White Lilacs and other dreams

white lilacs


It’s that time of year…time to re-dream lilacs. I wrote this in 2007.


Lilacs were not a part of my life until I moved north in my thirties. When I discovered them that first spring, it was as if I dreamed them. They felt that important and that personal. And yet, I never remember a conscious thought of lilacs before then. Growing up in southern Texas, lilac wasn’t a flower or a smell—lilac was a colour.

In my fifties, I moved even farther north and now I have lilacs in my yard. They are white.

I have to re-dream lilac.

The lilacs in my yard are old; some so tall that we don’t bother to even try to prune them. I can see them from the second story. I imagine they were first planted by Florence around the turn of the last century when the house was built. She married George, an engineer and—by reputation—a sweet man, after the death of her first husband. Her daughter by the first husband was named Ava and Ava’s daughter was named Flora.

George and Florence’s house, though large, was a smaller version of his brother’s house nearby. They named their homes after castles in Scotland where George was born before the family immigrated to Canada. The brother’s large house was named Craigevar. George’s more sensible house was named Moneymusk.

white lilac bouquet

George and Florence had no children of their own and when they died in the 1920′s within a few years of each other, the house they built was left to their granddaughter, Flora. But Flora wasn’t the only grandchild. There was another offspring of Ava’s named Billy and Billy, in the vernacular of the times, was a ne’r-do-well. He gambled and drank (in the times of prohibition) and was, incidentally, a cripple.

The house was inhabited by Flora and Billy, and soon all of Billy’s nefarious friends. Flora loved the house as she had loved her grandparents. She had lived with them off and on in her later childhood. By that time, Craigevar was gone—first abandoned, then vandalized, then burned—and her relatives lived far away in Glace Bay and Baddeck. Some lived in the States.

She saw the house she had inherited being turned into a house of ill-repute.

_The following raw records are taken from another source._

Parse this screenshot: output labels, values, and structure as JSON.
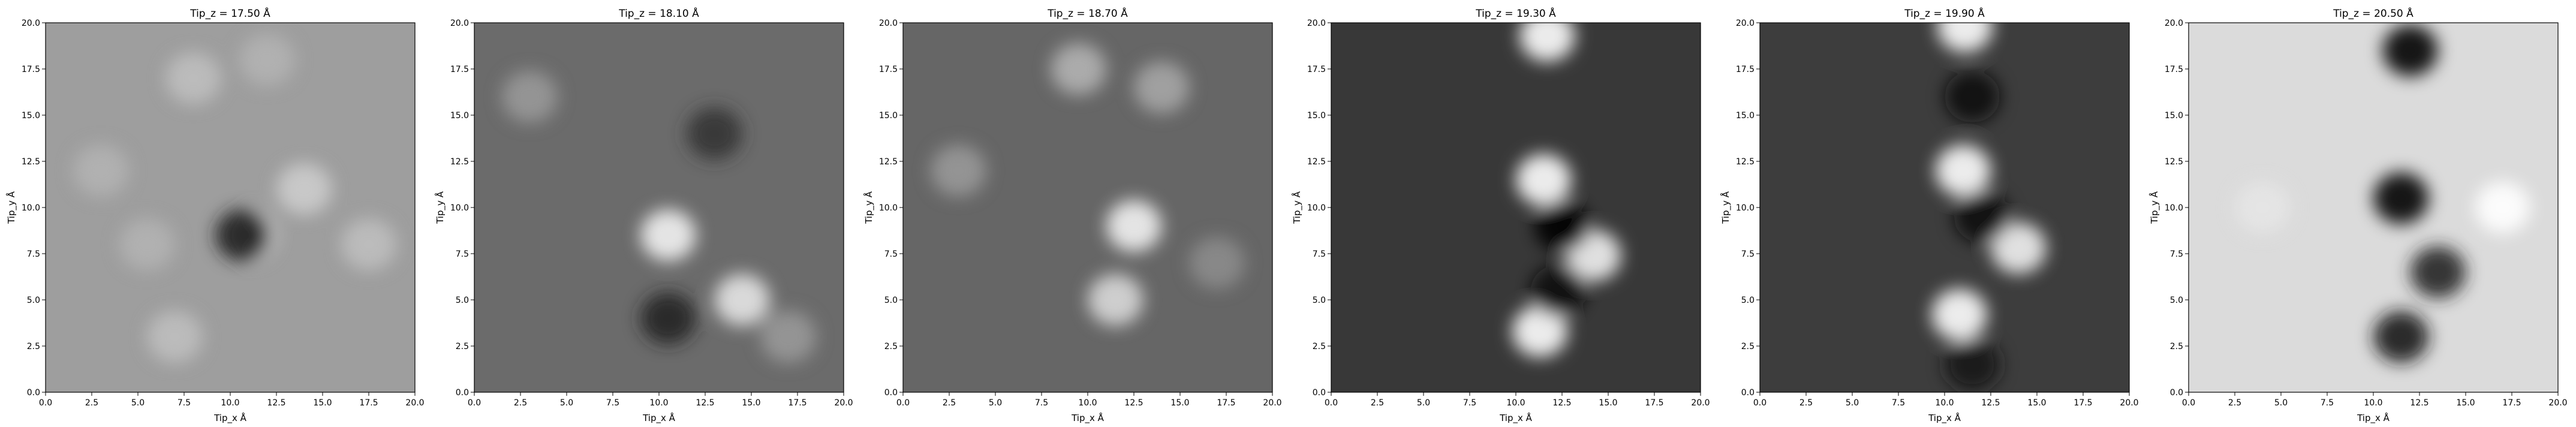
{
  "chart_data": [
    {
      "type": "heatmap",
      "title": "Tip_z = 17.50 Å",
      "xlabel": "Tip_x Å",
      "ylabel": "Tip_y Å",
      "xlim": [
        0,
        20
      ],
      "ylim": [
        0,
        20
      ],
      "x_ticks": [
        "0.0",
        "2.5",
        "5.0",
        "7.5",
        "10.0",
        "12.5",
        "15.0",
        "17.5",
        "20.0"
      ],
      "y_ticks": [
        "0.0",
        "2.5",
        "5.0",
        "7.5",
        "10.0",
        "12.5",
        "15.0",
        "17.5",
        "20.0"
      ],
      "colormap": "gray",
      "grid": false,
      "features": [
        {
          "x": 11.0,
          "y": 8.5,
          "value": 0.9
        },
        {
          "x": 8.0,
          "y": 17.0,
          "value": 0.75
        },
        {
          "x": 14.0,
          "y": 11.0,
          "value": 0.8
        },
        {
          "x": 3.0,
          "y": 12.0,
          "value": 0.7
        },
        {
          "x": 17.5,
          "y": 8.0,
          "value": 0.75
        },
        {
          "x": 12.0,
          "y": 18.0,
          "value": 0.7
        },
        {
          "x": 7.0,
          "y": 3.0,
          "value": 0.75
        },
        {
          "x": 5.5,
          "y": 8.0,
          "value": 0.7
        },
        {
          "x": 10.7,
          "y": 8.5,
          "value": 0.1
        }
      ]
    },
    {
      "type": "heatmap",
      "title": "Tip_z = 18.10 Å",
      "xlabel": "Tip_x Å",
      "ylabel": "Tip_y Å",
      "xlim": [
        0,
        20
      ],
      "ylim": [
        0,
        20
      ],
      "x_ticks": [
        "0.0",
        "2.5",
        "5.0",
        "7.5",
        "10.0",
        "12.5",
        "15.0",
        "17.5",
        "20.0"
      ],
      "y_ticks": [
        "0.0",
        "2.5",
        "5.0",
        "7.5",
        "10.0",
        "12.5",
        "15.0",
        "17.5",
        "20.0"
      ],
      "colormap": "gray",
      "grid": false,
      "features": [
        {
          "x": 10.5,
          "y": 8.5,
          "value": 0.95
        },
        {
          "x": 14.5,
          "y": 5.0,
          "value": 0.9
        },
        {
          "x": 10.5,
          "y": 4.0,
          "value": 0.15
        },
        {
          "x": 13.0,
          "y": 14.0,
          "value": 0.2
        },
        {
          "x": 3.0,
          "y": 16.0,
          "value": 0.6
        },
        {
          "x": 17.0,
          "y": 3.0,
          "value": 0.6
        }
      ]
    },
    {
      "type": "heatmap",
      "title": "Tip_z = 18.70 Å",
      "xlabel": "Tip_x Å",
      "ylabel": "Tip_y Å",
      "xlim": [
        0,
        20
      ],
      "ylim": [
        0,
        20
      ],
      "x_ticks": [
        "0.0",
        "2.5",
        "5.0",
        "7.5",
        "10.0",
        "12.5",
        "15.0",
        "17.5",
        "20.0"
      ],
      "y_ticks": [
        "0.0",
        "2.5",
        "5.0",
        "7.5",
        "10.0",
        "12.5",
        "15.0",
        "17.5",
        "20.0"
      ],
      "colormap": "gray",
      "grid": false,
      "features": [
        {
          "x": 12.5,
          "y": 9.0,
          "value": 0.95
        },
        {
          "x": 11.5,
          "y": 5.0,
          "value": 0.85
        },
        {
          "x": 9.5,
          "y": 17.5,
          "value": 0.7
        },
        {
          "x": 14.0,
          "y": 16.5,
          "value": 0.65
        },
        {
          "x": 3.0,
          "y": 12.0,
          "value": 0.6
        },
        {
          "x": 17.0,
          "y": 7.0,
          "value": 0.55
        }
      ]
    },
    {
      "type": "heatmap",
      "title": "Tip_z = 19.30 Å",
      "xlabel": "Tip_x Å",
      "ylabel": "Tip_y Å",
      "xlim": [
        0,
        20
      ],
      "ylim": [
        0,
        20
      ],
      "x_ticks": [
        "0.0",
        "2.5",
        "5.0",
        "7.5",
        "10.0",
        "12.5",
        "15.0",
        "17.5",
        "20.0"
      ],
      "y_ticks": [
        "0.0",
        "2.5",
        "5.0",
        "7.5",
        "10.0",
        "12.5",
        "15.0",
        "17.5",
        "20.0"
      ],
      "colormap": "gray",
      "grid": false,
      "features": [
        {
          "x": 11.7,
          "y": 19.3,
          "value": 1.0
        },
        {
          "x": 11.5,
          "y": 11.5,
          "value": 1.0
        },
        {
          "x": 14.2,
          "y": 7.4,
          "value": 0.95
        },
        {
          "x": 11.3,
          "y": 3.3,
          "value": 1.0
        },
        {
          "x": 12.5,
          "y": 9.0,
          "value": 0.0
        },
        {
          "x": 12.3,
          "y": 5.5,
          "value": 0.05
        }
      ]
    },
    {
      "type": "heatmap",
      "title": "Tip_z = 19.90 Å",
      "xlabel": "Tip_x Å",
      "ylabel": "Tip_y Å",
      "xlim": [
        0,
        20
      ],
      "ylim": [
        0,
        20
      ],
      "x_ticks": [
        "0.0",
        "2.5",
        "5.0",
        "7.5",
        "10.0",
        "12.5",
        "15.0",
        "17.5",
        "20.0"
      ],
      "y_ticks": [
        "0.0",
        "2.5",
        "5.0",
        "7.5",
        "10.0",
        "12.5",
        "15.0",
        "17.5",
        "20.0"
      ],
      "colormap": "gray",
      "grid": false,
      "features": [
        {
          "x": 11.1,
          "y": 19.8,
          "value": 1.0
        },
        {
          "x": 11.0,
          "y": 12.0,
          "value": 1.0
        },
        {
          "x": 14.0,
          "y": 7.8,
          "value": 0.95
        },
        {
          "x": 10.8,
          "y": 4.2,
          "value": 1.0
        },
        {
          "x": 11.5,
          "y": 16.0,
          "value": 0.05
        },
        {
          "x": 12.0,
          "y": 9.5,
          "value": 0.05
        },
        {
          "x": 11.5,
          "y": 1.5,
          "value": 0.1
        }
      ]
    },
    {
      "type": "heatmap",
      "title": "Tip_z = 20.50 Å",
      "xlabel": "Tip_x Å",
      "ylabel": "Tip_y Å",
      "xlim": [
        0,
        20
      ],
      "ylim": [
        0,
        20
      ],
      "x_ticks": [
        "0.0",
        "2.5",
        "5.0",
        "7.5",
        "10.0",
        "12.5",
        "15.0",
        "17.5",
        "20.0"
      ],
      "y_ticks": [
        "0.0",
        "2.5",
        "5.0",
        "7.5",
        "10.0",
        "12.5",
        "15.0",
        "17.5",
        "20.0"
      ],
      "colormap": "gray",
      "grid": false,
      "features": [
        {
          "x": 12.0,
          "y": 18.5,
          "value": 0.0
        },
        {
          "x": 11.5,
          "y": 10.5,
          "value": 0.0
        },
        {
          "x": 13.5,
          "y": 6.5,
          "value": 0.15
        },
        {
          "x": 11.5,
          "y": 3.0,
          "value": 0.1
        },
        {
          "x": 17.0,
          "y": 10.0,
          "value": 1.0
        },
        {
          "x": 4.0,
          "y": 10.0,
          "value": 0.9
        }
      ]
    }
  ]
}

There was a family nearby who had worked for George and Florence. The father did caretaker’s duties and the wife came in to clean. They had four children. In an act of desperation—trying to regain control of Moneymusk from her half-brother, Billy, and his friends—Flora invited the family to come and live in the house.

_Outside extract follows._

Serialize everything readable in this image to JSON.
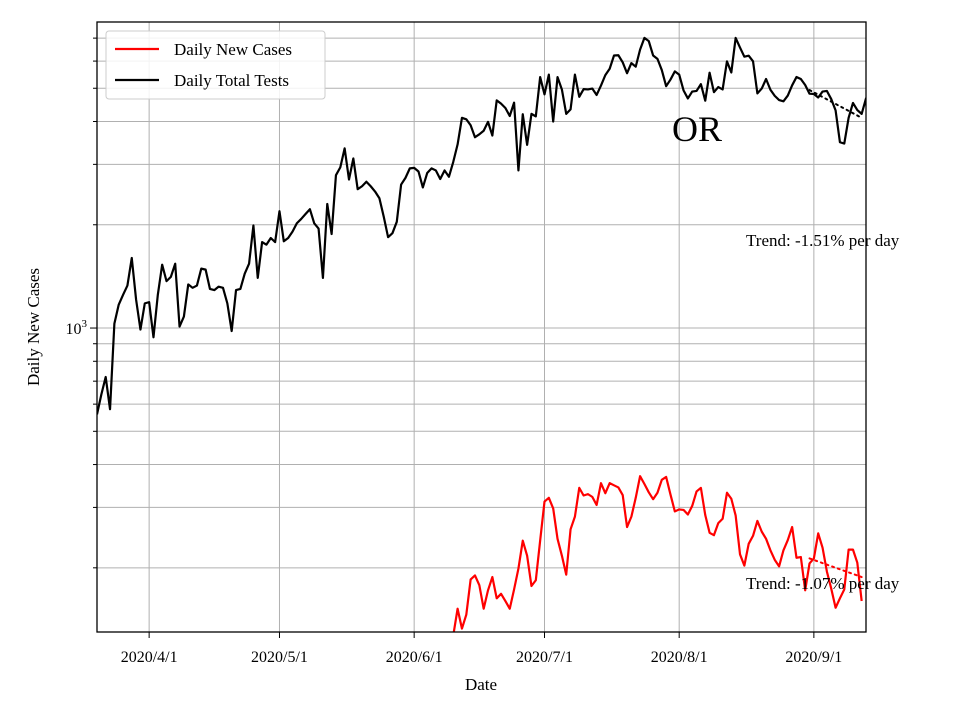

One can only imagine the sobering effect it had on the ruffians to have a poor, working family with children living in the house. Perhaps there were scenes. Perhaps the friends—who were, after all, only drunks and gamblers, not evil persons—simply left one sunny morning when they realized there were decent people, a family, in residence.

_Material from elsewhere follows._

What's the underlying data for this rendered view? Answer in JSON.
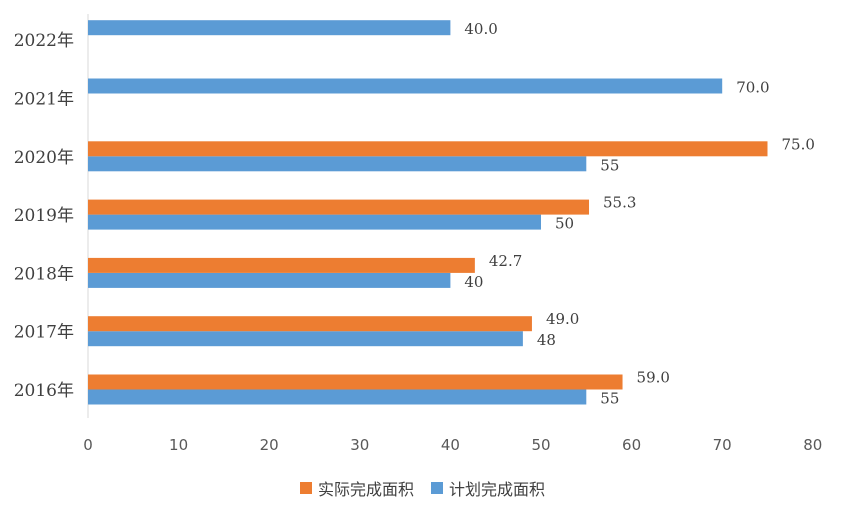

No one knows what happened to Billy.

Flora lived with the family for some months and then, for reasons lost to time, decided to go to the States.

The family stayed and took care of the house. Flora never returned and they stayed and stayed until the mother and father died. The house was left to the oldest son who stayed and stayed—for many years with his sister who did all the cleaning and care-taking. In his older years, he married and he and his wife continued to care for the house until they grew too old. The sister still lives nearby and she, and others, have told some of these stories, but have been careful not to tell other parts of it.

Some of this is fact, and some the stuff of dreams.

But this is true: all this time, white lilacs came back fresh and new every June, becoming thicker and taller with each passing year and if lilacs are white, any of it is possible.